As a maritime service, with helicopters flying over inland lakes ready to save those that slip into icy waters, and cutters sailing the high seas enforcing international fishing agreements, the Coast Guard has become a key protector of our Nation’s marine resources.
The service’s legacy of environmental protection dates back to the late 1800s with the signing of the Fur Seal Act of 1897, charging the Coast Guard with the vital role of enforcing natural resource laws.
Yesterday, Coast Guard responders in Jacksonville, Fla., sprung into action when a North Atlantic right whale wandered into the St. Johns River, a major traffic route for naval vessels, commercial shipping and recreational traffic.
Protected by the Endangered Species Act of 1973 and the Marine Mammal Protection Act of 1972, the North Atlantic right whale is designated an endangered species with approximately 350 right whales left in the northern Atlantic Ocean. The species themselves are particularly vulnerable to human activities as they frequently linger at the surface, sometimes in areas of heavy vessel traffic.
With the whale swimming directly in the path of inbound and outbound commercial vessel traffic, the Coast Guard Captain of the Port for Jacksonville took steps to manage vessel traffic in the area, and ferry operations were suspended. Broadcast messages were sent out urging vessel operators to use caution and proceed at safe speeds in the area of the sighting. Recreational boaters were warned that intentionally approaching within 500 yards of the whale is prohibited and is in violation of federal law.
“While we understood the significant impact of the port closure, we were grateful for our long-established partnerships with our port partners,” said Capt. Andy Blomme, Sector Jacksonville commander.
Yesterday’s events highlighted the fact that the Coast Guard’s stewardship role cannot be performed alone, and demonstrates the paramount importance of partnerships for protecting vulnerable marine species. As a result of the collective efforts of the Coast Guard, National Oceanic and Atmospheric Administration and the Florida Fish and Wildlife Commission, the off course whale eventually found its way to safety and port operations were restored.
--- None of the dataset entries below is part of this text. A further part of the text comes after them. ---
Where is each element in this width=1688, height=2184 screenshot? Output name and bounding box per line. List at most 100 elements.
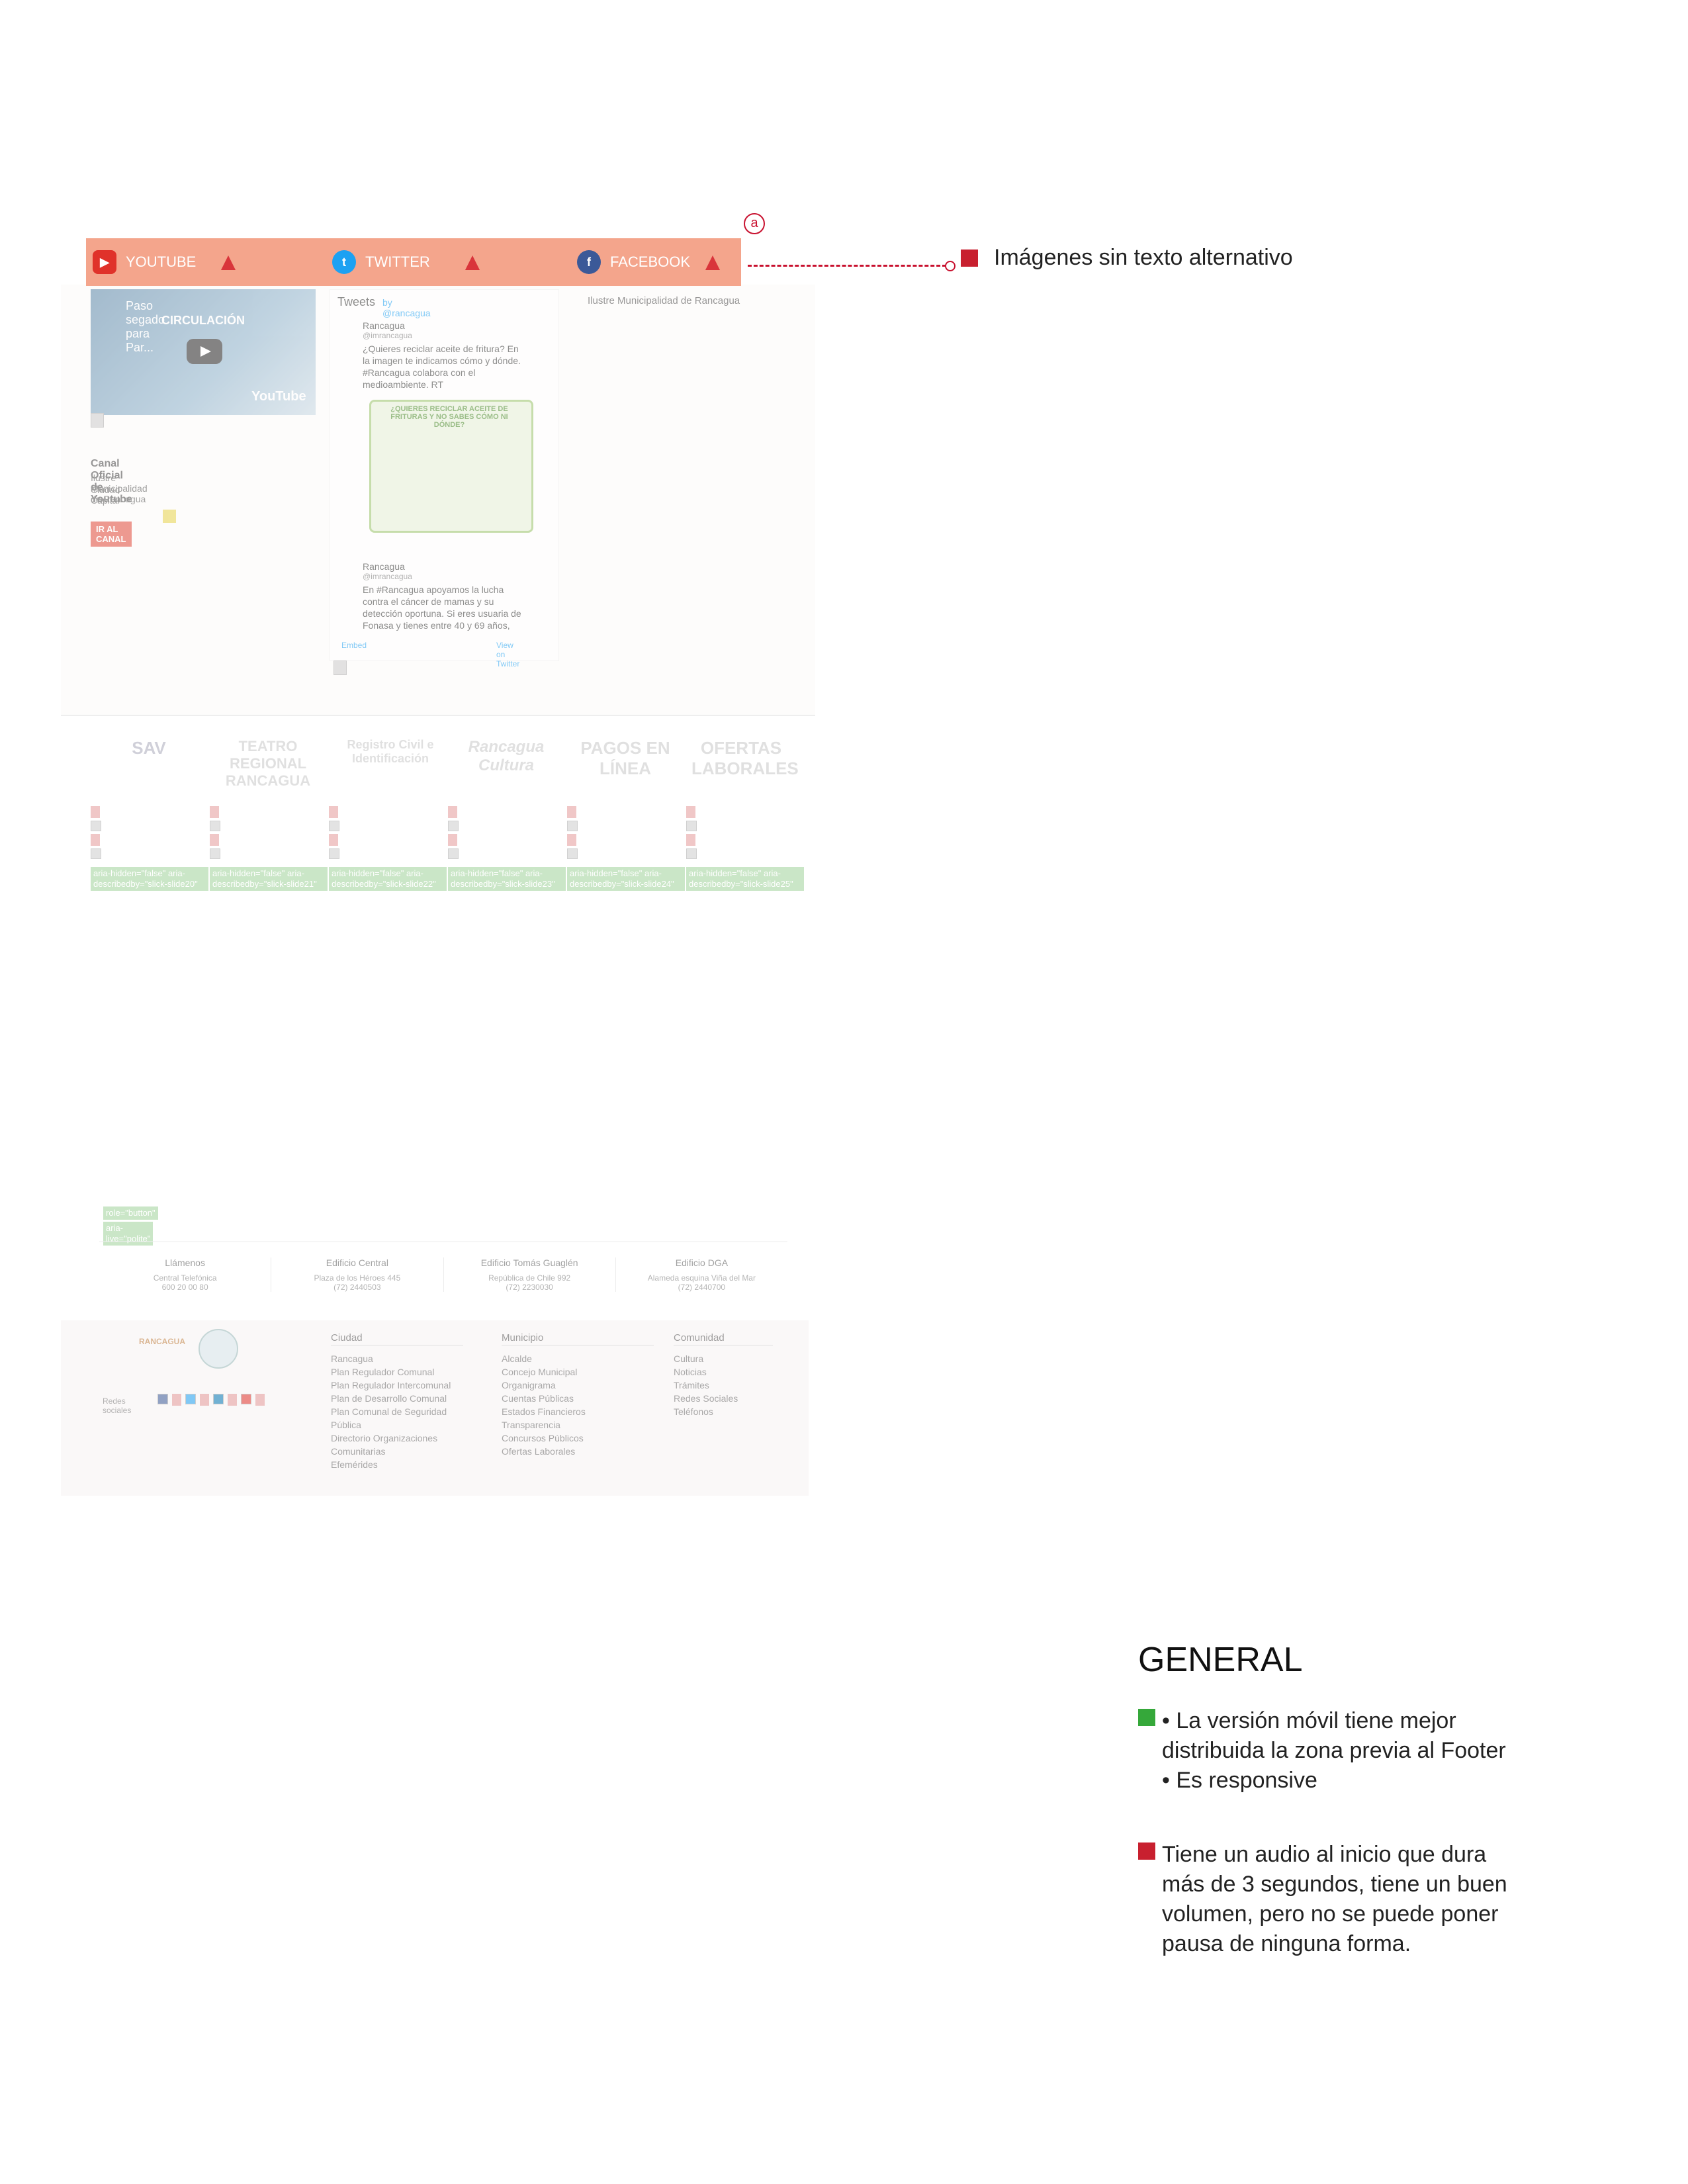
contact-line[interactable]: (72) 2440503 (271, 1283, 443, 1292)
contact-row: Llámenos Central Telefónica 600 20 00 80… (99, 1257, 787, 1292)
facebook-page-name[interactable]: Ilustre Municipalidad de Rancagua (588, 295, 740, 306)
warning-icon (228, 1394, 237, 1406)
aria-chip: aria-hidden="false" aria-describedby="sl… (686, 867, 804, 891)
red-marker-icon (961, 249, 978, 267)
annotation-connector-end (945, 261, 955, 271)
footer-column-municipio: Municipio Alcalde Concejo Municipal Orga… (502, 1332, 654, 1458)
youtube-icon[interactable] (241, 1394, 251, 1404)
warning-icon (448, 834, 457, 846)
footer-link[interactable]: Concejo Municipal (502, 1365, 654, 1379)
tweet-user[interactable]: Rancagua (363, 320, 405, 331)
play-icon[interactable] (187, 339, 222, 364)
contact-line: República de Chile 992 (488, 1273, 571, 1283)
tweet-user[interactable]: Rancagua (363, 561, 405, 572)
image-placeholder-icon (686, 821, 697, 831)
tab-facebook-label: FACEBOOK (610, 253, 691, 270)
image-placeholder-icon (210, 848, 220, 859)
footer-link[interactable]: Plan de Desarrollo Comunal (331, 1392, 463, 1405)
footer-link[interactable]: Trámites (674, 1379, 773, 1392)
tweet-text: ¿Quieres reciclar aceite de fritura? En … (363, 343, 521, 390)
logo-registro-civil[interactable]: Registro Civil e Identificación (337, 738, 443, 766)
logo-sav[interactable]: SAV (99, 738, 199, 758)
footer-link[interactable]: Cultura (674, 1352, 773, 1365)
footer-social-icons (157, 1394, 265, 1406)
footer-link[interactable]: Efemérides (331, 1458, 463, 1471)
logo-rancagua-cultura[interactable]: Rancagua Cultura (457, 738, 556, 775)
warning-icon (329, 834, 338, 846)
image-placeholder-icon (567, 821, 578, 831)
youtube-brand: YouTube (251, 389, 306, 404)
footer-link[interactable]: Plan Regulador Comunal (331, 1365, 463, 1379)
warning-icon (172, 1394, 181, 1406)
seal-icon (199, 1329, 238, 1369)
footer-link[interactable]: Organigrama (502, 1379, 654, 1392)
facebook-icon[interactable] (157, 1394, 168, 1404)
contact-line[interactable]: 600 20 00 80 (99, 1283, 271, 1292)
tweets-handle[interactable]: by @rancagua (382, 297, 431, 318)
footer-link[interactable]: Ofertas Laborales (502, 1445, 654, 1458)
tab-twitter[interactable]: t TWITTER (332, 250, 430, 274)
tab-twitter-label: TWITTER (365, 253, 430, 270)
general-title: GENERAL (1138, 1641, 1303, 1679)
footer-column-title: Comunidad (674, 1332, 773, 1345)
embed-link[interactable]: Embed (341, 641, 367, 650)
contact-title: Edificio Tomás Guaglén (480, 1257, 578, 1268)
image-placeholder-icon (91, 848, 101, 859)
contact-line: Central Telefónica (153, 1273, 217, 1283)
footer-link[interactable]: Rancagua (331, 1352, 463, 1365)
contact-line[interactable]: (72) 2440700 (616, 1283, 787, 1292)
go-to-channel-button[interactable]: IR AL CANAL (91, 522, 132, 547)
footer-link[interactable]: Estados Financieros (502, 1405, 654, 1418)
footer-brand[interactable]: RANCAGUA (139, 1337, 185, 1346)
note-line: Tiene un audio al inicio que dura (1162, 1842, 1487, 1867)
warning-icon (448, 806, 457, 818)
footer-link[interactable]: Teléfonos (674, 1405, 773, 1418)
footer-link[interactable]: Directorio Organizaciones Comunitarias (331, 1432, 463, 1458)
footer-link[interactable]: Redes Sociales (674, 1392, 773, 1405)
video-title: Paso segado para Par... (126, 299, 165, 354)
slide-markers (686, 806, 697, 859)
note-line: • La versión móvil tiene mejor (1162, 1708, 1456, 1733)
footer-link[interactable]: Cuentas Públicas (502, 1392, 654, 1405)
contact-line: Alameda esquina Viña del Mar (647, 1273, 756, 1283)
warning-icon (200, 1394, 209, 1406)
note-line: más de 3 segundos, tiene un buen (1162, 1872, 1507, 1897)
footer-link[interactable]: Transparencia (502, 1418, 654, 1432)
footer-link[interactable]: Plan Comunal de Seguridad Pública (331, 1405, 463, 1432)
tweet-handle: @imrancagua (363, 572, 412, 581)
footer-link[interactable]: Concursos Públicos (502, 1432, 654, 1445)
logo-pagos-en-linea[interactable]: PAGOS EN LÍNEA (576, 738, 675, 779)
image-placeholder-icon (567, 848, 578, 859)
warning-icon (91, 834, 100, 846)
note-text: Tiene un audio al inicio que dura más de… (1162, 1840, 1572, 1959)
image-placeholder-icon (448, 848, 459, 859)
logo-ofertas-laborales[interactable]: OFERTAS LABORALES (691, 738, 799, 779)
slide-markers (567, 806, 578, 859)
contact-item: Edificio Tomás Guaglén República de Chil… (444, 1257, 616, 1292)
note-line: volumen, pero no se puede poner (1162, 1901, 1499, 1927)
footer-link[interactable]: Plan Regulador Intercomunal (331, 1379, 463, 1392)
twitter-icon[interactable] (185, 1394, 196, 1404)
annotation-connector (748, 265, 946, 267)
footer-link[interactable]: Noticias (674, 1365, 773, 1379)
contact-title: Edificio DGA (675, 1257, 729, 1268)
image-placeholder-icon (329, 821, 339, 831)
contact-line[interactable]: (72) 2230030 (444, 1283, 615, 1292)
annotation-label: Imágenes sin texto alternativo (994, 245, 1293, 270)
warning-icon (705, 255, 720, 270)
logo-teatro-regional[interactable]: TEATRO REGIONAL RANCAGUA (218, 738, 318, 790)
image-placeholder-icon (91, 413, 104, 428)
warning-icon (686, 806, 695, 818)
image-placeholder-icon (91, 821, 101, 831)
tab-facebook[interactable]: f FACEBOOK (577, 250, 690, 274)
footer-link[interactable]: Alcalde (502, 1352, 654, 1365)
linkedin-icon[interactable] (213, 1394, 224, 1404)
aria-chip: aria-hidden="false" aria-describedby="sl… (448, 867, 566, 891)
aria-chip: aria-hidden="false" aria-describedby="sl… (329, 867, 447, 891)
warning-icon (210, 834, 219, 846)
note-text: • La versión móvil tiene mejor distribui… (1162, 1706, 1572, 1796)
divider (61, 715, 815, 716)
tab-youtube[interactable]: ▶ YOUTUBE (93, 250, 196, 274)
image-placeholder-icon (329, 848, 339, 859)
view-on-twitter-link[interactable]: View on Twitter (496, 641, 519, 668)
“NOAA’s partnership with the Coast Guard and others is essential to protecting endangered North Atlantic right whales,” said Eric Schwaab, NOAA assistant administrator for NOAA’s Fisheries Service. “Yesterday’s quick action to protect the right whale was a great example of this strong partnership at work.”
Fortuitously, Blomme and his staff had met with the NOAA Southeast U.S. Right Whale Coordinator just a week ago to discuss the possibility of a right whale entering the river and how they would handle that situation.
“These ties enabled us to make timely notification and react quickly to ensure the whale’s safety until it departed the river,” added Blomme.
The St. Johns River is within one of the seasonal management areas established by NOAA in 2008, and supported by Coast Guard and its partners. In these areas, a speed restriction comes into effect when whales are expected to migrate through the area, reducing the risk of ship collisions with North Atlantic right whales. These measures are just one example of managing human activities to reduce impacts to whales.
As the U.S. Coast Guard continues to meet the challenges that face our nation, including our 11 statutory missions, the service remains committed to the protection of our nation’s living ocean legacy including critical marine habitats and the endangered species that are dependent on them.